You are making me more and more curious about the basis of the rejection experienced by the municipality. I have not yet encountered a case where on the one hand a vacuum cleaner knee wall was considered sacred without, on the other hand, a setback floor (mostly opposed by eave height limits) being rejected.

You want the builders each to develop proposals that comply with the development plan? – An exemption only has poor prospects insofar as it explicitly aims at the greatest evil to be warded off by the change; other exemptions are not doomed to rejection as a matter of principle.

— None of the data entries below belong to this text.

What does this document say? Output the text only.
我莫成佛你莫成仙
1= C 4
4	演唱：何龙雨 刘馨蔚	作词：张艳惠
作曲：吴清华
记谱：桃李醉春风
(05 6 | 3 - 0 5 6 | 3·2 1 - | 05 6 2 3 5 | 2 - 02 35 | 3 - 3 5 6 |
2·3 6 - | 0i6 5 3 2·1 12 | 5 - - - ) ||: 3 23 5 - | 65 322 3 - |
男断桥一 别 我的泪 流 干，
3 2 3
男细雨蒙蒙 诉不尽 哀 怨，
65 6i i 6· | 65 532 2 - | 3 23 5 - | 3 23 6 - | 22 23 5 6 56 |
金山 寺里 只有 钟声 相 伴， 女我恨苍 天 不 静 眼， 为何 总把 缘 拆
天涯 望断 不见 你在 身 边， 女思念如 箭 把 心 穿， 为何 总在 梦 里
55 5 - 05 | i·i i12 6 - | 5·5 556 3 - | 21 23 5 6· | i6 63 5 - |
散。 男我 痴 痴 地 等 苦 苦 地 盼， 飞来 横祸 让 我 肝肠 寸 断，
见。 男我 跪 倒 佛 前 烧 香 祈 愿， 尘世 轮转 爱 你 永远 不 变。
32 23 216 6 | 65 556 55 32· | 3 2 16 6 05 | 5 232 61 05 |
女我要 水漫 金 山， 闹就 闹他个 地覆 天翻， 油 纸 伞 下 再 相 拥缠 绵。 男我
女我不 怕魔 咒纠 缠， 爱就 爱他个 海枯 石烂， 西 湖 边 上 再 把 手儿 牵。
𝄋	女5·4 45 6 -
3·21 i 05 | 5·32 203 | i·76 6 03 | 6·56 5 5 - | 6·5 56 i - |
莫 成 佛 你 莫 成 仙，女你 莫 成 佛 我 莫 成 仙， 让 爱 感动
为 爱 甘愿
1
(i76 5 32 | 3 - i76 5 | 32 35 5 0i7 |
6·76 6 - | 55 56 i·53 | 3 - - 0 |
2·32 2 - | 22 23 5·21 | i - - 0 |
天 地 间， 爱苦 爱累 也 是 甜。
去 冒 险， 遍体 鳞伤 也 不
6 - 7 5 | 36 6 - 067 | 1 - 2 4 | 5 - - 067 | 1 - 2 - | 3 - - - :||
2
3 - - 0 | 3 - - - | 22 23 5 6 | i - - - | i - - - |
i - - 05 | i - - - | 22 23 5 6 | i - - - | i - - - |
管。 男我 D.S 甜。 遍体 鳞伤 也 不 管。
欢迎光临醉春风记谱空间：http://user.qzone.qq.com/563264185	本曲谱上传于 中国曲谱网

The concept of the district as the decisive authority and the municipality as a mere stamping station is, to my knowledge, the clearly rarer one. I know it more widely spread that the municipality itself examines the content and forwards the application with a recommendation to the district, which usually concurs and only conducts a thorough own review in case of appeals. Especially with a favorable recommendation from the municipality, the district almost never bothers to critically examine it (unless one wants to block the view of an important taxpayer/party donor who has already suitably influenced the official). At some point I have to write a fundamental article about the division of tasks of district-affiliated municipalities ;-)
 

TheElf23

2023-07-14 07:48:38
  • #3
I actually expressed myself unclearly, that was not my intention.

As of now, there is only the verbal rejection regarding the gable from the municipality. The statement on the phone was quite clear. Possibly another misunderstanding?

Previously, we visited various contractors to have initial discussions and requested quotes. Of course, always with the reference to the development plan. However, since the statements about feasibility in connection with the development plan were sometimes inconsistent, I made the mentioned phone call to the municipality. Since they were, as already mentioned, very clear, I initially stepped back. Probably also knowing that the municipality adds its input in the approval process.

The recent phone call with the district office and the consultation with the lawyer give us hope that a captain’s gable might be possible and approvable there.

We asked the companies that made it to the final selection to prepare the offers as requested; I had temporarily stopped this. In case of doubt, a preliminary building inquiry would then have to be initiated, with documents from the contractor we like the most. Which in theory should not actually be necessary. We would then like to submit a building application immediately.
 

xMisterDx

2023-07-14 08:27:20
  • #4


What makes you believe that the authority's opinion will change if you submit it officially in writing?
 

TheElf23

2023-07-14 08:36:48
  • #5
A municipality cannot simply disregard applicable law. If the building application is prepared accordingly and a "single-storey" is proven, then in theory there is nothing against it. Of course, the safer way would probably be through the preliminary building inquiry. We will probably not make a decision before next week.
 

Schorsch_baut

2023-07-14 08:45:45
  • #6
I can only recommend submitting a building inquiry. My brother wanted to save time and money because his architect believed everything had been adjusted to comply with the development plan, although pushed to the limit. In this case, it was about a vaguely worded eaves height restriction and the reference point for it. The bottom line: the building application was rejected, and everything is now taking much longer and costing much more because the legal route is being taken. But my brother is also a real stubborn Westphalian, and now it’s a matter of principle for him. Currently, he wants to sue God and the world. I would have preferred to invest the time and money in house planning.